"Continued schedule breaches and performance issues in the development of the Air and Space Operations Center Increment 10.2 upgrade have triggered a critical change report and will likely push an already-delayed milestone C decision two years to the right -- from June to a tentative date of summer 2018."

That's how InsideDefense.com described the difficulties Northrop Grumman (NOC -0.02%) has been having getting its "AOC 10.2" project off the ground back in July. As we've just learned, things aren't looking any better in December.


AOC 10.2 (not pictured) promises to remake how the Air Force conducts combat -- if Northrop Grumman can get it done. Image source: Getty Images.

What is AOC 10.2?

Northrop Grumman characterizes the Air Operations Center project as "vital to the national interest and a major advance in C2 capability for air components supporting combatant commanders throughout the globe." By converting "raw data into actionable information," AOC 10.2 aims to streamline the movement of data within the Air Force. Utilizing less hardware and better software, AOC 10.2 will simplify the Air Force's current system of 43 separate software applications into a more unified whole, while simultaneously hardening the system to resist hacking.

It's a big job, and one that the Air Force budgeted $3 billion to pay for and about four years to complete. The problem is, Northrop Grumman doesn't seem likely to complete the job within budget, or on time, either.

To the contrary, Bloomberg reported last week that the development phase of AOC 10.2 is already about 99% over budget, expected to cost $745 million to complete -- up from an initial estimate of $374 million. Time-wise, the Air Force had hoped Northrop would be far enough along on the project to permit it to decide on worldwide rollout by July 2016. That deadline's long gone already -- and now the Air Force worries Northrop won't be far enough along on the project to permit it to make such a go/no-go decision before December 2019.
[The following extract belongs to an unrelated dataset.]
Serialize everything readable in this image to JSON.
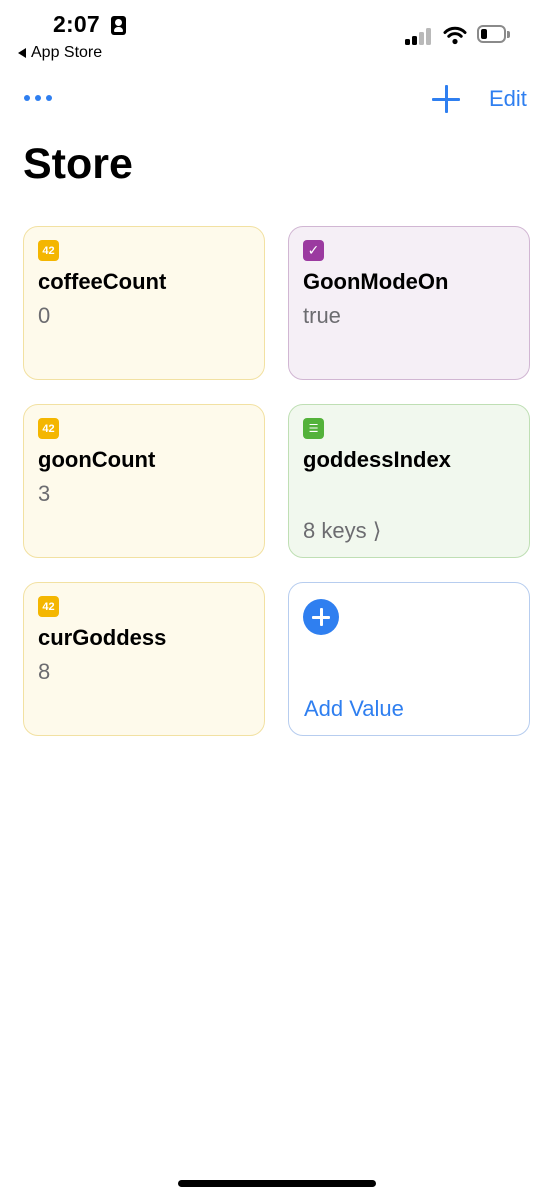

What it means for investors

This isn't the first time troubles have surfaced with AOC 10.2. In addition to the July rebuke, Bloomberg says the Air Force warned Northrop that its progress was unsatisfactory in 2014, and 2015 as well. As recently as August, the Air Force's program manager for the AOC 10.2 noted that fewer than half of 218 identified "urgent" problems with the program had yet been fixed.

This is important to investors because Northrop Grumman negotiated a cost plus incentive fee contract for AOC 10.2, whereby the program was assigned a target cost ($3 billion) and Northrop Grumman's profits would largely depend on incentives for meeting or beating that cost. The longer Northrop takes to fix the problems with AOC 10.2 and complete the project, the less likely it is to receive these incentives -- and the less profit it will earn.

That's disappointing. According to data from S&P Global Market Intelligence, Northrop Grumman's Mission Systems division -- responsible for the AOC 10.2 project -- is currently the company's biggest profit driver, earning Northrop $1.06 billion in pre-tax profit through the first three quarters of this year. On $8.1 billion in revenue, that worked out to a 13% operating profit margin for Mission Systems, the strongest profit margin posted by Northrop's three main businesses.

Delays and cost overruns at AOC 10.2 have the potential to sap this division of profits, however, and by extension decrease profitability for Northrop Grumman as a whole.